Wednesday 12 March 2014

A whispered prayer for MH370


One can barely imagine the psychological trauma being experienced, as I write this (Wednesday), by the loved ones of those on board Malaysia Airlines MH370. As is always the case in these terrible situations the desperate search for a media scoop leads to changed stories hour by hour, and anyone awaiting news of an intimate would be less than human if they did not clutch at every tiny sliver of hope amidst the conjecture. A drowning person genuinely does clutch at straws (to the extent they may drown a would-be rescuer). It’s human.

Some of you may have undergone similar terrible experiences to some degree. Almost all of us who were in New Zealand on November 28th, 1979 remember the way in which sketchy details of the Erebus crash were released as the hours went on, yet the wait for discovery of a wreck that night lasted only a few hours. MH370 has now been missing several days, and rumours are abounding.

While the contemporary use of the word “closure” has been around since the early fifteenth century, the word has taken off in popular psychology in the last decade or so. For those awaiting news of MH370 there neither can nor will be closure for a good while yet, and I’m sure your thoughts and prayers are with them, as mine are. Closure is the least we can pray for, now.
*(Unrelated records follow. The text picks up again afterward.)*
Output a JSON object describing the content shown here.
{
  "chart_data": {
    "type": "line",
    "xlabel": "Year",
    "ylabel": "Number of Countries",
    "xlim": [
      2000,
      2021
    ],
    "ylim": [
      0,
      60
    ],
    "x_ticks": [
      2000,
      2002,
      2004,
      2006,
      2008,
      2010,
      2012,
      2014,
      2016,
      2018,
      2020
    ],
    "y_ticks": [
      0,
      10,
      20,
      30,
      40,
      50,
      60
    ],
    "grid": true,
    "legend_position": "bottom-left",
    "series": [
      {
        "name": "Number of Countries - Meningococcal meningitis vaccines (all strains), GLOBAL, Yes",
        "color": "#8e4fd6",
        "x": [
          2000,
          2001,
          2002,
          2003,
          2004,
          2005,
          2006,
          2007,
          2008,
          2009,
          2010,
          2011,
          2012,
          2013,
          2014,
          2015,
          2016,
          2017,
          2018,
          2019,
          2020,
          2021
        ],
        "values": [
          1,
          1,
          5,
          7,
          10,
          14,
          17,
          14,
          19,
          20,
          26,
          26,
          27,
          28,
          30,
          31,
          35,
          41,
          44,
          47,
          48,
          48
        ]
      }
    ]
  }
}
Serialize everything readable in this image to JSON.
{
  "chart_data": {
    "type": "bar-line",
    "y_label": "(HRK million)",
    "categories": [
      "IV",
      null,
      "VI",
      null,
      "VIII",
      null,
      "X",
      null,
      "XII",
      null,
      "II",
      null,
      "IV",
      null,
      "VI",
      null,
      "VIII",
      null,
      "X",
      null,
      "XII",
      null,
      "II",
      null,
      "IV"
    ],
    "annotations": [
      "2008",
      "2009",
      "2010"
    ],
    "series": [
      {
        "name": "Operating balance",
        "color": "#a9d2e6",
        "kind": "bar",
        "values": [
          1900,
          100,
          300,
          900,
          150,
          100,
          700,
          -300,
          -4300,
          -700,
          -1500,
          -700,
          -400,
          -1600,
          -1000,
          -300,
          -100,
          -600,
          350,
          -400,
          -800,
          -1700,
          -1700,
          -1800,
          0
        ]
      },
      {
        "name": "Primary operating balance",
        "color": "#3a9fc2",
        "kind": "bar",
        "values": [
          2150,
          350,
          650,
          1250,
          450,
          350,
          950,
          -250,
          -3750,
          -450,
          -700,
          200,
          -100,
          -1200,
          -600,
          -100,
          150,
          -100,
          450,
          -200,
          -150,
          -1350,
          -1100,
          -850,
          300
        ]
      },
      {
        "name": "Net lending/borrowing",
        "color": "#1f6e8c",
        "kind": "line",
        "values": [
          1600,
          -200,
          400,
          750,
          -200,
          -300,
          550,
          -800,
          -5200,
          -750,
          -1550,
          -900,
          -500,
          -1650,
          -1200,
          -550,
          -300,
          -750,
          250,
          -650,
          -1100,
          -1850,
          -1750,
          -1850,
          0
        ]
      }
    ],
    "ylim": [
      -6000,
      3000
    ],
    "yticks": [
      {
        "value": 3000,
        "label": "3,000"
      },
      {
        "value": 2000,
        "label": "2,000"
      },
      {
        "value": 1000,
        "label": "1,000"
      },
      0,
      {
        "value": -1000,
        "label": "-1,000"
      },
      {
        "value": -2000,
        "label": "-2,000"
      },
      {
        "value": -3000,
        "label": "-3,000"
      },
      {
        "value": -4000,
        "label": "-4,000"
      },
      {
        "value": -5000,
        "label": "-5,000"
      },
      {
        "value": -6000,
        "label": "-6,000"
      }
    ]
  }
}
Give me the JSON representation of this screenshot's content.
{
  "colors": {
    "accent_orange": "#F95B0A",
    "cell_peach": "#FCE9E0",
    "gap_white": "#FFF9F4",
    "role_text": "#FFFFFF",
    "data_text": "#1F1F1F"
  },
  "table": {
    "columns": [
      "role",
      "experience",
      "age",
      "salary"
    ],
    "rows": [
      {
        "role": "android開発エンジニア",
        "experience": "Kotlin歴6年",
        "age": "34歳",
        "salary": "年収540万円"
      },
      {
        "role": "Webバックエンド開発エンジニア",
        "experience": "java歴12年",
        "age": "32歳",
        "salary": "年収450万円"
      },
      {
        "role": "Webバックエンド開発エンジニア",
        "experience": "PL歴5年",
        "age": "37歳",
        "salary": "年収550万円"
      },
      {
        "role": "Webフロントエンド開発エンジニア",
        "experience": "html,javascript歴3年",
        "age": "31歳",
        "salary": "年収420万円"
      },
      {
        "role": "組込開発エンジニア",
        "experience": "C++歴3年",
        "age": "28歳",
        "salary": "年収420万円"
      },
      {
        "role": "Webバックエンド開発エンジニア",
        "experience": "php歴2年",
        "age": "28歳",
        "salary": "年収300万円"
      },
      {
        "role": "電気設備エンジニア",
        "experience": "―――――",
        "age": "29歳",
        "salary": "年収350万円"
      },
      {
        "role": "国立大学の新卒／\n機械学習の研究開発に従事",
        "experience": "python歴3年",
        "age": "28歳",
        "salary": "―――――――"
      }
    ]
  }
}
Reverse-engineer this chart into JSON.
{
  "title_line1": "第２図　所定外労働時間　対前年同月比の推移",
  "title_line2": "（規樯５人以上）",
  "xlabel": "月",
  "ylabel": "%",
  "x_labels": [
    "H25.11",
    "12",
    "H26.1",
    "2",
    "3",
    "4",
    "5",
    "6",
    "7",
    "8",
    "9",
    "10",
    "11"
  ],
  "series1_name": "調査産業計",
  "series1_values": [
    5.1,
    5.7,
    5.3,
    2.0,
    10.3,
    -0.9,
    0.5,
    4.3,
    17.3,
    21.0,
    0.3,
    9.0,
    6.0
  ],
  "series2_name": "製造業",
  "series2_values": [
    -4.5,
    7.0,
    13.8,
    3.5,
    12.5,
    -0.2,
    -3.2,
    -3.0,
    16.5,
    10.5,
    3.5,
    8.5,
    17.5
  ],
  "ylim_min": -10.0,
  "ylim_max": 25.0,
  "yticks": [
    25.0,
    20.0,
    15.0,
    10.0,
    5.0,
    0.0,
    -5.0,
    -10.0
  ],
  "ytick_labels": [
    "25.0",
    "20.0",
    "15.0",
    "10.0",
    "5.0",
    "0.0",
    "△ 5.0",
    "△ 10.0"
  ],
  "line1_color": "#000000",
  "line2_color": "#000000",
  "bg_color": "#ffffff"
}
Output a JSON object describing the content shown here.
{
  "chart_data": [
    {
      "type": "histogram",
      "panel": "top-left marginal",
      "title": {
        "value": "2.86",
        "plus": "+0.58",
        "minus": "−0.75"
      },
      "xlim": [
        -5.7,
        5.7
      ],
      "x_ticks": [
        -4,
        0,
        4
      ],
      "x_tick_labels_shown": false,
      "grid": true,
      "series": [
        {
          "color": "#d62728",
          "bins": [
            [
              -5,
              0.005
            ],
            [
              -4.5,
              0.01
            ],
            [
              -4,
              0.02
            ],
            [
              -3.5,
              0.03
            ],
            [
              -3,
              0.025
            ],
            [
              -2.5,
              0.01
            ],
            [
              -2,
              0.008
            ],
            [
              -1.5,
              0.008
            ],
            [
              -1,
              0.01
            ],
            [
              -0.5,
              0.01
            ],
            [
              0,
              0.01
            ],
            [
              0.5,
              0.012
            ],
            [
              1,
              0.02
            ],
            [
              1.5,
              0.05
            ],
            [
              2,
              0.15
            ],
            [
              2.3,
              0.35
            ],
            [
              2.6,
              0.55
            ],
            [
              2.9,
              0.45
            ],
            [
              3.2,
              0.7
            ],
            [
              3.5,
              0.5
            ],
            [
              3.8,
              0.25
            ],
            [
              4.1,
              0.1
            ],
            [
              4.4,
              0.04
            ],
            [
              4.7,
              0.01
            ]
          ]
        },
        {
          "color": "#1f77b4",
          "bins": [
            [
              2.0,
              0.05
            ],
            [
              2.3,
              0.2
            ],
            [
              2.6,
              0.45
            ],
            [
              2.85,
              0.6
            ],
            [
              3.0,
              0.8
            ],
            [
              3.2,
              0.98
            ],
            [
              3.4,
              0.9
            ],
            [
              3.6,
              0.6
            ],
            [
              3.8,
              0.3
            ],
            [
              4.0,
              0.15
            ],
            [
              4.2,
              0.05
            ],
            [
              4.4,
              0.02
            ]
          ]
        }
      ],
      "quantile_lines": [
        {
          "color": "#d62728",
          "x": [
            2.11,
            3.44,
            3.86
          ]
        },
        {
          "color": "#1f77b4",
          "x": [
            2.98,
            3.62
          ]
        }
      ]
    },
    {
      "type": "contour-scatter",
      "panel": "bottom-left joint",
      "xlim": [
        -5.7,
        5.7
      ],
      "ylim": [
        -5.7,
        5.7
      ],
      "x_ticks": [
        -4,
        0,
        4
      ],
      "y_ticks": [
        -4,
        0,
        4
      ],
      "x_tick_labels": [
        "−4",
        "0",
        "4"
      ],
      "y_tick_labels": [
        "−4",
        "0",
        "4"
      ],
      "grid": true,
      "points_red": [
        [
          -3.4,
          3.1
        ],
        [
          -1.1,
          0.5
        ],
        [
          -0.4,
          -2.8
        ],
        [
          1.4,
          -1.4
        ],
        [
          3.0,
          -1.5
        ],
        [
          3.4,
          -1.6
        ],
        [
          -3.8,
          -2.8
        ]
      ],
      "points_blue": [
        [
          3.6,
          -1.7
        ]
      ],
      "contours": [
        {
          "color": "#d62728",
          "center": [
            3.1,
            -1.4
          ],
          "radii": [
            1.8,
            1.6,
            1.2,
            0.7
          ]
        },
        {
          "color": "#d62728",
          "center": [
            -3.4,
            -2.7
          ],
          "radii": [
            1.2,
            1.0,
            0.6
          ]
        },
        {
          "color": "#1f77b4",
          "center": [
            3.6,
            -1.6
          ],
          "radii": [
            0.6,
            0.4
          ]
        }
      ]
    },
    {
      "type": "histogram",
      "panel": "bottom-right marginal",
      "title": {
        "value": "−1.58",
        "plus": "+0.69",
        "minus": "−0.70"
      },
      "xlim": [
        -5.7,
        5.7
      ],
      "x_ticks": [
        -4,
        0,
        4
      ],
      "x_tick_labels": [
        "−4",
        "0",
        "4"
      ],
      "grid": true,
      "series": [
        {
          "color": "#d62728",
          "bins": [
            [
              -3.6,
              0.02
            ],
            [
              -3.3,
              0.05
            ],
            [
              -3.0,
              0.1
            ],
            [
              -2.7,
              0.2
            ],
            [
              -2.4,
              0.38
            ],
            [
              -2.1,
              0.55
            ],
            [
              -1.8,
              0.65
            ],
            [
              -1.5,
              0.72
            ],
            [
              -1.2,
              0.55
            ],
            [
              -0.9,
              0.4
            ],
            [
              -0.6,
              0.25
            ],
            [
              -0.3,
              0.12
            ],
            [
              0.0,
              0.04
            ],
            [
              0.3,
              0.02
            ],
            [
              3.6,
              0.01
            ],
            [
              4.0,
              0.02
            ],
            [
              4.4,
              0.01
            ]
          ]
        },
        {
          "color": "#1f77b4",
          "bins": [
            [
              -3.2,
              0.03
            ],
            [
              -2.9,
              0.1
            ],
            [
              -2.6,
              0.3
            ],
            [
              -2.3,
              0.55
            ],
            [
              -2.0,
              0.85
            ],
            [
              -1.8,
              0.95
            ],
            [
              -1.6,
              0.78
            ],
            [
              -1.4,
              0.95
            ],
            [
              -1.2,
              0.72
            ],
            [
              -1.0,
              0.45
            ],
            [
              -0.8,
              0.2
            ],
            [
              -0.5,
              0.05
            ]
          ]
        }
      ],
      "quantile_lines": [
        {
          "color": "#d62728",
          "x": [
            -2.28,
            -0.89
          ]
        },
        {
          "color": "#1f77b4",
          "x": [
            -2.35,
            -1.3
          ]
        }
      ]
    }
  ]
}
But what when prayers remain it seems unanswered? I’m sure I prayed the night of Erebus. I certainly whispered a prayer when I first heard MH370 was missing. I pray frequently for the people of Syria, Sudan, Afghanistan, Ukraine, Palestine, and the list goes on until my prayers stutter into apparent nothingness. Is this but wasted breath?

There is a part of me that whispers (and spoke out loud at our Wednesday Study Group) that it may well be that situations could be so much worse without us stuttering what I call the “butterfly wing” of prayer. That of course is unprovable, in rational terms, but for those of us who choose to believe six impossible things before breakfast it may have some significance.

But—albeit equally unprovable—I think there is another dimension. If our God, the God of Jesus Christ, is the God of Easter, and if Easter and Good Friday are inseparably linked, then the Resurrection Hope is greater even than Erebus, or MH370, or God help us Syria or Sudan or the myriad hell holes of human experience. This of course would be cold comfort—probably—it I were fleeing chemical weapons in Syria, or fleeing the extreme hatreds of Sudan, but it is the very heart of all we say and do and believe as Christ bearers. “No” is not the final word. “My God, my God, why have you forsaken me?” is not the final word.

Into the darkness of the world’s pain we are challenged to keep on whispering Christ-light. It’s not a rational thing. Rational on the other hand can be so passé, and so hope-denying in times of deep despair. It’s sometimes hard, but I’ll stick to the irrational hope in a resurrection greater than death, and continue to whisper prayers for all those devastated by the loss of MH370 somewhere between Kuala Lumpur and Beijing.